Khuner was, as usual, self-effacing and in complete control, maximizing Verdi’s exciting rhythms, but giving equal weight to lyrical elements in the score, not allowing marches and crowd responses — from the group of 17 singers that channeled a much larger chorus — to push everything else to the back.
This balance also figured prominently in the singing: beyond Song’s power and high notes in portraying the evil Abigaille (an anti-hero presaging Verdi’s Lady Macbeth), her most remarkable performance came with her quiet, sorrowful final aria, “Su me ... morente ... esanime” (“Me ... dying ... lifeless”).
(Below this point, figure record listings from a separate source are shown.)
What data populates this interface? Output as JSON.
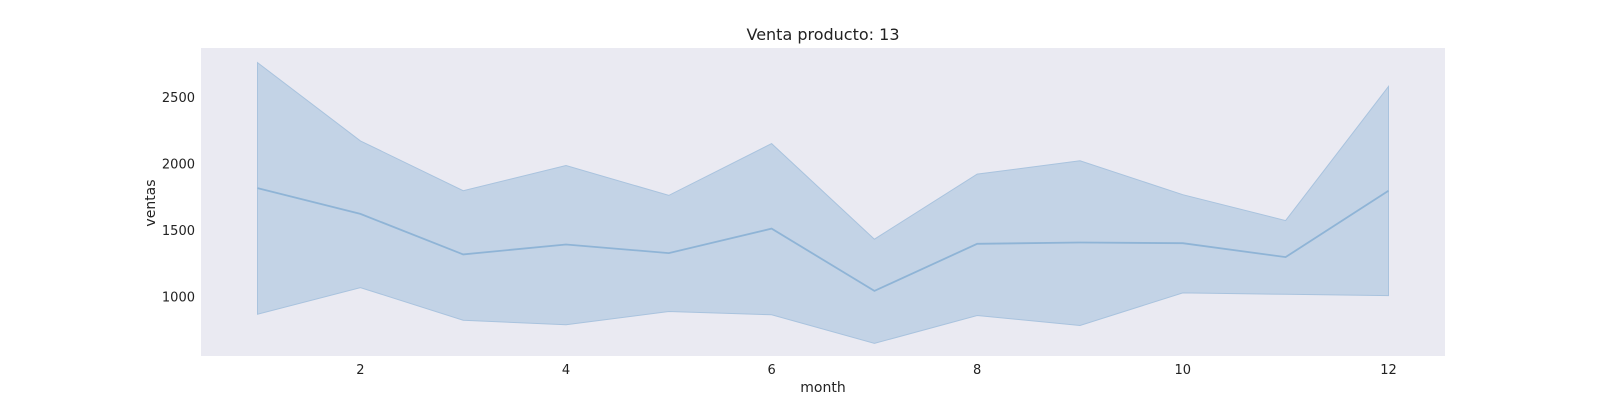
{
  "chart_data": {
    "type": "area",
    "title": "Venta producto: 13",
    "xlabel": "month",
    "ylabel": "ventas",
    "x": [
      1,
      2,
      3,
      4,
      5,
      6,
      7,
      8,
      9,
      10,
      11,
      12
    ],
    "series": [
      {
        "values": [
          1815,
          1620,
          1315,
          1390,
          1325,
          1510,
          1040,
          1395,
          1405,
          1400,
          1295,
          1795
        ],
        "upper": [
          2760,
          2170,
          1795,
          1985,
          1760,
          2150,
          1430,
          1920,
          2020,
          1765,
          1570,
          2580
        ],
        "lower": [
          865,
          1065,
          820,
          785,
          885,
          860,
          645,
          855,
          780,
          1025,
          1015,
          1005
        ]
      }
    ],
    "xticks": [
      2,
      4,
      6,
      8,
      10,
      12
    ],
    "yticks": [
      1000,
      1500,
      2000,
      2500
    ],
    "xlim": [
      0.45,
      12.55
    ],
    "ylim": [
      550,
      2870
    ],
    "grid": false,
    "colors": {
      "plot_background": "#eaeaf2",
      "band": "#a9c3de",
      "line": "#8fb4d6"
    }
  }
}
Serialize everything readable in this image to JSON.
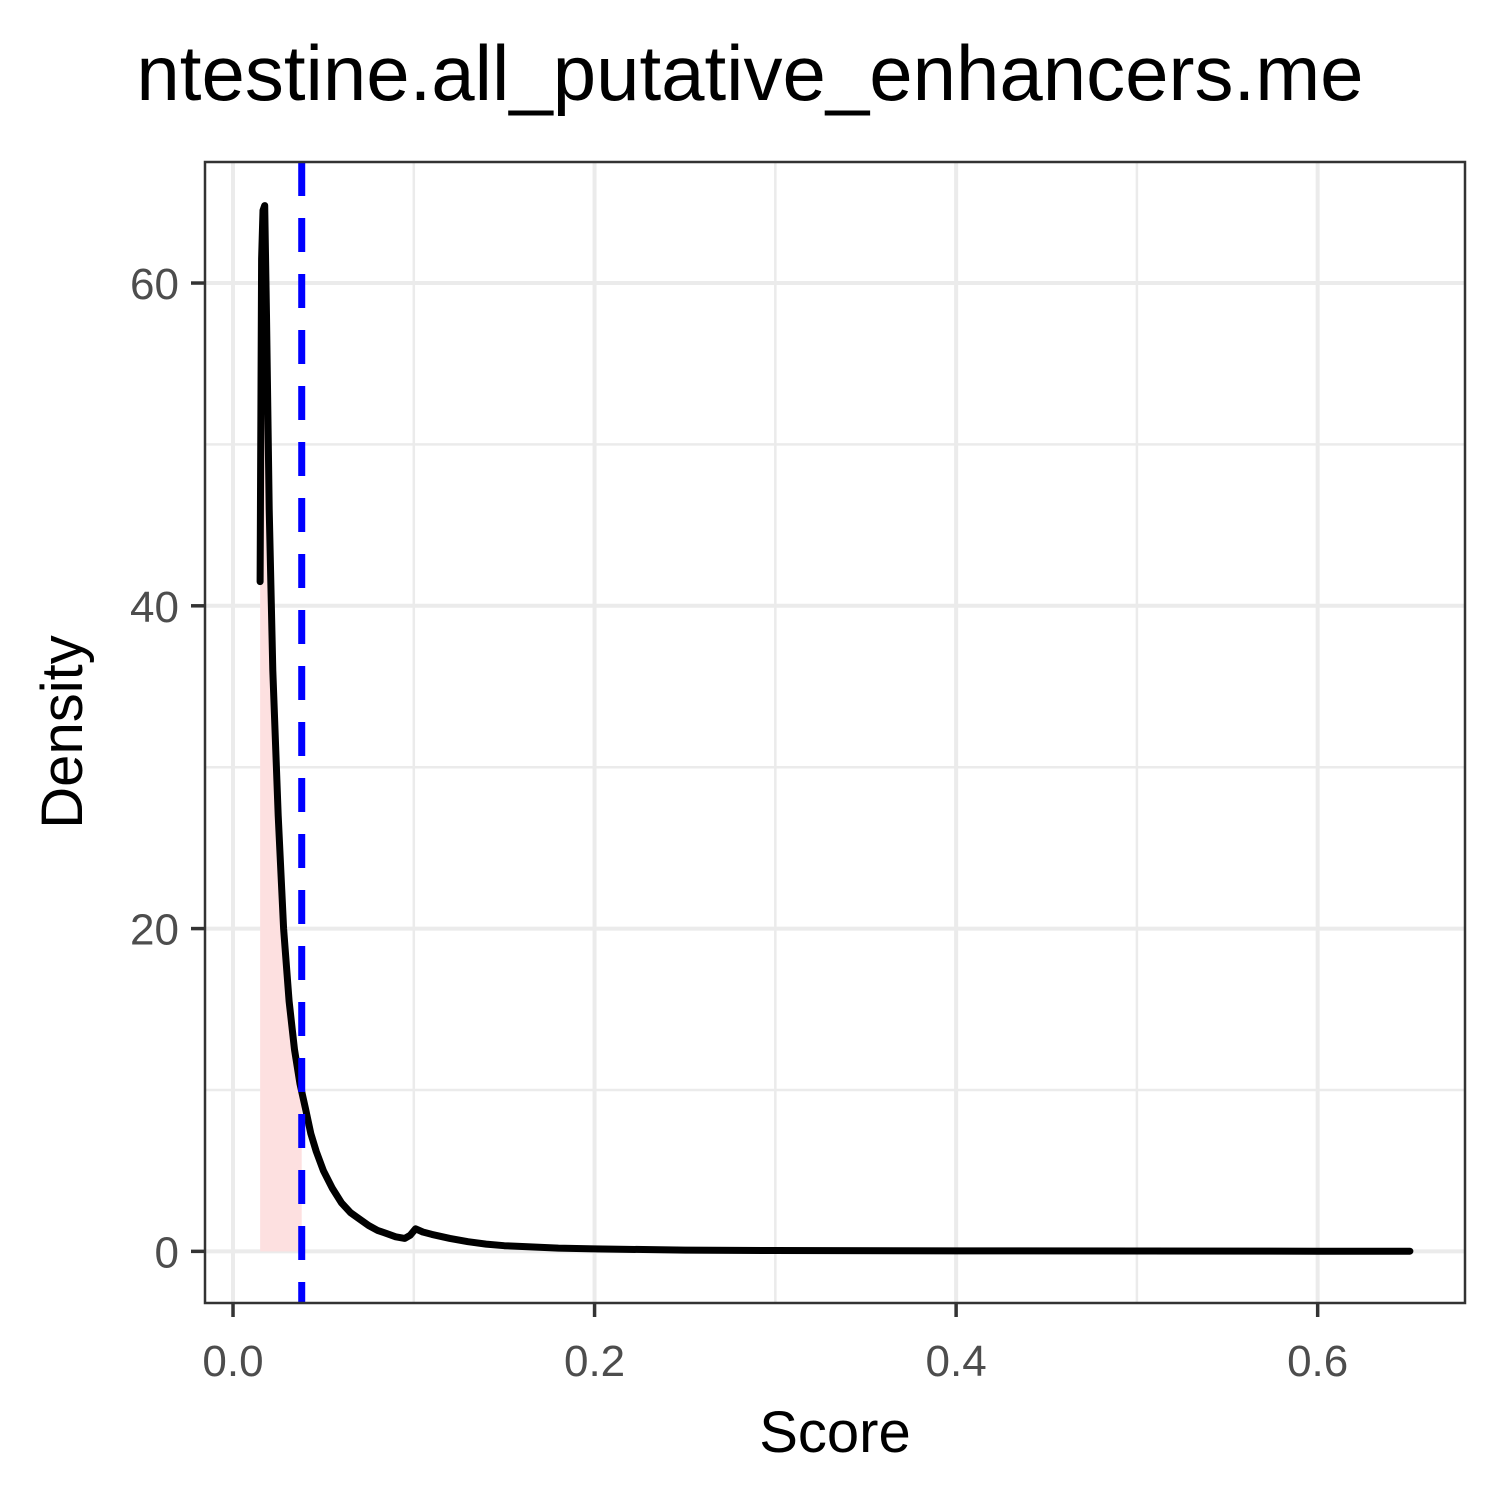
{
  "chart_data": {
    "type": "area",
    "title": "ntestine.all_putative_enhancers.me",
    "xlabel": "Score",
    "ylabel": "Density",
    "xlim": [
      -0.0155,
      0.6815
    ],
    "ylim": [
      -3.2,
      67.5
    ],
    "x_ticks": [
      {
        "value": 0.0,
        "label": "0.0"
      },
      {
        "value": 0.2,
        "label": "0.2"
      },
      {
        "value": 0.4,
        "label": "0.4"
      },
      {
        "value": 0.6,
        "label": "0.6"
      }
    ],
    "x_minor": [
      0.1,
      0.3,
      0.5
    ],
    "y_ticks": [
      {
        "value": 0,
        "label": "0"
      },
      {
        "value": 20,
        "label": "20"
      },
      {
        "value": 40,
        "label": "40"
      },
      {
        "value": 60,
        "label": "60"
      }
    ],
    "y_minor": [
      10,
      30,
      50
    ],
    "grid": true,
    "legend": "none",
    "cutoff_line": {
      "x": 0.038,
      "color": "#0000ff",
      "style": "dashed"
    },
    "fill_region": {
      "x_start": 0.015,
      "x_end": 0.038,
      "color": "#fde0e0"
    },
    "series": [
      {
        "color": "#000000",
        "x": [
          0.015,
          0.0158,
          0.0166,
          0.0175,
          0.0185,
          0.02,
          0.022,
          0.025,
          0.028,
          0.031,
          0.034,
          0.037,
          0.04,
          0.043,
          0.046,
          0.05,
          0.055,
          0.06,
          0.065,
          0.07,
          0.075,
          0.08,
          0.085,
          0.09,
          0.095,
          0.098,
          0.101,
          0.105,
          0.11,
          0.12,
          0.13,
          0.14,
          0.15,
          0.16,
          0.18,
          0.2,
          0.25,
          0.3,
          0.4,
          0.5,
          0.6,
          0.651
        ],
        "y": [
          41.5,
          61.5,
          64.5,
          64.8,
          58.0,
          46.0,
          36.0,
          27.0,
          20.0,
          15.5,
          12.5,
          10.4,
          8.9,
          7.3,
          6.2,
          5.0,
          3.9,
          3.0,
          2.4,
          2.0,
          1.6,
          1.3,
          1.1,
          0.9,
          0.8,
          1.0,
          1.4,
          1.2,
          1.05,
          0.8,
          0.6,
          0.45,
          0.35,
          0.3,
          0.2,
          0.15,
          0.08,
          0.05,
          0.03,
          0.02,
          0.01,
          0.01
        ]
      }
    ]
  },
  "colors": {
    "curve": "#000000",
    "cutoff": "#0000ff",
    "fill": "#fde0e0",
    "grid": "#ebebeb",
    "tick_text": "#4d4d4d"
  }
}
As the initially evil title character, Nabucco, destroyer of Solomon’s Temple, Kenneth Stavert raged (and outraged) well, but when it came to his seeing the light and embracing his former enemies, the baritone’s “Ah, torna Israello” (“Return, Israel”) presented his voice at its best. Even Philip Skinner, as the mighty, booming high priest Zaccaria, had his “quiet moment” to show off pastel colors in that big, big voice.
Tamara Gallo, the passionate Brangäne from the Foundation’s Tristan, sang beautifully the role of the good princess Fenena, who somehow survives the machinations of Abigaille.
Alex Boyer’s Ismaele showed the spinto tenor advancing near to heldentenor domain. Doing double duty as chorus member and the High Priest of Baal, Chung-Wai Soong fit well into the excellent ensemble.
Strangely, and perhaps as a personal quirk from the ear of the beholder, the only slight disappointment came with what is always THE high point of the opera, the Hebrew slaves’ chorus, “Va, pensiero, sull’ali dorate” (“Go, thoughts, on golden wings”), always a show-stopper. It wasn’t this time.
Much thought and work went into finding a Hebrew translation (by David Sebba) of the Italian lyrics, but beyond an A for effort, execution was lacking, both in musical power and anything approaching good diction — which prevailed with most singers’ Italian.
Those in the music business don’t like the term “pickup orchestra,” but when you have a single performance by a small organization, what else would you call the ad hoc musicians? To me, it’s a special badge of accomplishment to assemble such a group and have them perform as outstandingly as these musicians did.
Among orchestral soloists, concertmaster Joseph Edelberg, cellist Leighton Fong, and Stacey Pelinka’s flute obligatos stood out.
Now the question is: what surprise next from Song and the Heater Foundation? Whatever it may be, Bay Area opera fans and those appreciating underdog heroics should look forward to it.